Seit Jahresbeginn, so hat es das Innenministerium in Dresden mitgeteilt, wurden in Sachsen schon mehr als 110 politisch motivierte Straftaten im Zusammenhang mit Wahlen registriert. Bundesweit sind die Zahlen an Übergriffen zuletzt deutlich gestiegen. Vergleicht man die Opferzahlen der Parteien, wurden 2023 Vertreter der Grünen besonders oft beschimpft und bedroht. Zur Wahrheit gehört auch, dass die meisten Delikte tätlicher Gewalt gegen AfD-Politiker verübt wurden. So steht es in einer Statistik der Bundesregierung.
Die sogenannte Mitte der Gesellschaft hat eine Verantwortung
Gewalt gegen Politiker, so hört und liest man, sei in der Mitte der Gesellschaft angekommen. Was genau heißt das? Manches spricht dafür, dass die Hetze von Populisten, ihre Ruchlosigkeit, andere Politiker als Versager oder Verräter hinzustellen, Hemmschwellen gesenkt hat. Gewalt fängt ja nicht erst bei einem Schlag ins Gesicht an. Unter Ausländern, Juden, Muslimen und in anderen gesellschaftlichen Gruppen wissen Menschen aus eigener Erfahrung, wie schon eine dauernde Stigmatisierung das Leben einschränkt, weil man Teile seiner persönlichen Freiheit gegen mehr als die übliche Vorsicht eintauscht. Drohungen gegen die Familie eines Politikers können bei Kindern psychische Schäden fürs Leben hinterlassen, ohne dass es jemals zu einem körperlichen Angriff kommt.

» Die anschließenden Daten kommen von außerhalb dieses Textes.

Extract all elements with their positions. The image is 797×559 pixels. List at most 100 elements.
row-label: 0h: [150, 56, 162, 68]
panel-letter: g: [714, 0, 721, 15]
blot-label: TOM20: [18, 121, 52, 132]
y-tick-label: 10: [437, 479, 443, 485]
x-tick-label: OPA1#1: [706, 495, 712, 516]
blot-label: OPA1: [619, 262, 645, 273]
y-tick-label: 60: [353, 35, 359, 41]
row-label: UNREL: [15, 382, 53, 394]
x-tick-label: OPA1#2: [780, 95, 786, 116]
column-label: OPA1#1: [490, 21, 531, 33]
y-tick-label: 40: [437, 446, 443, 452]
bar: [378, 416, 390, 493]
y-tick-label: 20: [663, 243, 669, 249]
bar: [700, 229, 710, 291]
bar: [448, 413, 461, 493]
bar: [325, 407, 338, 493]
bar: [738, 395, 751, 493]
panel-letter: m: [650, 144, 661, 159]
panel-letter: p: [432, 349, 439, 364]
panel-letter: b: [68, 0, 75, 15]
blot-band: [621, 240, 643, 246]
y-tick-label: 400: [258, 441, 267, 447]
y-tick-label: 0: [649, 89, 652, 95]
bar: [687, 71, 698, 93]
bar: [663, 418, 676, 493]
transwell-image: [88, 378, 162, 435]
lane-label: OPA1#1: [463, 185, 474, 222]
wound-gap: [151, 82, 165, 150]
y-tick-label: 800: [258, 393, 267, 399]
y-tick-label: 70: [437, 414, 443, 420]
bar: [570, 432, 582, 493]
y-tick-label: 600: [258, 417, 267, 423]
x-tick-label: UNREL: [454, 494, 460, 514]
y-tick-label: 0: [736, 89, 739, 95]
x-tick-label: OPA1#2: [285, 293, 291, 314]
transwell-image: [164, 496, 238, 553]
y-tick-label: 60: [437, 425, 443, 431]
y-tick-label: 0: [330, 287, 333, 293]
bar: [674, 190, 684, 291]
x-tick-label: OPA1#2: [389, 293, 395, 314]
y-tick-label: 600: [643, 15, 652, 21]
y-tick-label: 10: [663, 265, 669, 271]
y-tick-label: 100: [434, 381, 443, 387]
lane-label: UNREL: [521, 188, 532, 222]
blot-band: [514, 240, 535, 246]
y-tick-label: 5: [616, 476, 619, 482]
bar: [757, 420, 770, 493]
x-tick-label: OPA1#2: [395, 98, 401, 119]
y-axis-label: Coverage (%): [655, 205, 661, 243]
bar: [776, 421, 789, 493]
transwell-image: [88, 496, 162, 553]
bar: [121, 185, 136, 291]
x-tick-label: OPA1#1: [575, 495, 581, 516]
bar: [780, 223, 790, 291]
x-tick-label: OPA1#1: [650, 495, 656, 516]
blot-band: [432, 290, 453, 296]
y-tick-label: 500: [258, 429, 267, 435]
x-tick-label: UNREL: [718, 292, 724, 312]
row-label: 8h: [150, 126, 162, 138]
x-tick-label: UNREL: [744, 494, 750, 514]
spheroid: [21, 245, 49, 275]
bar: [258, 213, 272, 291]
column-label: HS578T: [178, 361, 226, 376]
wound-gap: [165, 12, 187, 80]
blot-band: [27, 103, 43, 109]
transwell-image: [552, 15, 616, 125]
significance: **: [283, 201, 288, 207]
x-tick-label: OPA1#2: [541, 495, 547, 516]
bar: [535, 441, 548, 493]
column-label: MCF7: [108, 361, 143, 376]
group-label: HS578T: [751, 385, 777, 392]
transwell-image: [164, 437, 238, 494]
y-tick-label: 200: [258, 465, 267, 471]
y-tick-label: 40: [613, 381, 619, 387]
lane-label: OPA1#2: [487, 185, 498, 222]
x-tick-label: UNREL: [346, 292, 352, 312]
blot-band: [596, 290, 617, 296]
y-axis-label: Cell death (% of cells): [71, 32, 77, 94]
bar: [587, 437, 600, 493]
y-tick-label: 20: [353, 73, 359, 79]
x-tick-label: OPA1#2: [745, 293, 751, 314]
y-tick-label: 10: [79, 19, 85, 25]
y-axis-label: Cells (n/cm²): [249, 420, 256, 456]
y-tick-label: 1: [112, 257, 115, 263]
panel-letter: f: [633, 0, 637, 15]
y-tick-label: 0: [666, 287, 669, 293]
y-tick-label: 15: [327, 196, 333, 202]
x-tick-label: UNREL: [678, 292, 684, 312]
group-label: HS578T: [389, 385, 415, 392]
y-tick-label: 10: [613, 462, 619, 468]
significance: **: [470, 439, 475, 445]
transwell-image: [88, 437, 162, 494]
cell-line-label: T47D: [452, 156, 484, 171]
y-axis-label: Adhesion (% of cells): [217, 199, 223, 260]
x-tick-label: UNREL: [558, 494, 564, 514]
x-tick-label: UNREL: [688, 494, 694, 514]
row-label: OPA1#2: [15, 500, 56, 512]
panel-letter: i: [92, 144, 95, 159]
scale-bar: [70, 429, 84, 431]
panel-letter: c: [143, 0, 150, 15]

Aber die sogenannte Mitte der Gesellschaft hat auch eine Verantwortung dafür, wie fruchtbar der Boden ist, auf den Verachtung für, ja Hass gegen Politiker niedergehen. Wir alle sind anfällig dafür, Vorurteile als Wahrheit hinzunehmen: Wie schnell ist man sich in der Familie oder unter Nachbarn einig, dass politische Entscheidungen, die persönlichen Vorstellungen widersprechen, auch objektiv nur falsch sein können? Wir alle sind anfällig dafür, einzelne Fehler als systemische Defizite anzusehen: Wie schnell erachtet man die Verschiebung einer Schulsanierung als Symptom für ein generelles Versagen der Kommunalpolitik?
Nein, deswegen schlägt man nicht gleich zu, das stimmt. Aber man schafft eine fatale gesellschaftliche Unterteilung, in der die Bürger auf der einen Seite stehen und die Politiker auf der anderen. Auch eine solche Sicht gefährdet die Demokratie. Sie steht am Anfang eines Weges, der in Brutalität gegen Politiker enden kann.
Wahlplakate mögen in ihrer intellektuellen Schlichtheit bisweilen deprimierend wirken. Aber solange wir sie sehen, gibt es Leute, die sie aufhängen. Wenn man mal einen von ihnen trifft, könnte man als Mitte der Gesellschaft sagen: Finde ich gut, dass Sie sich engagieren.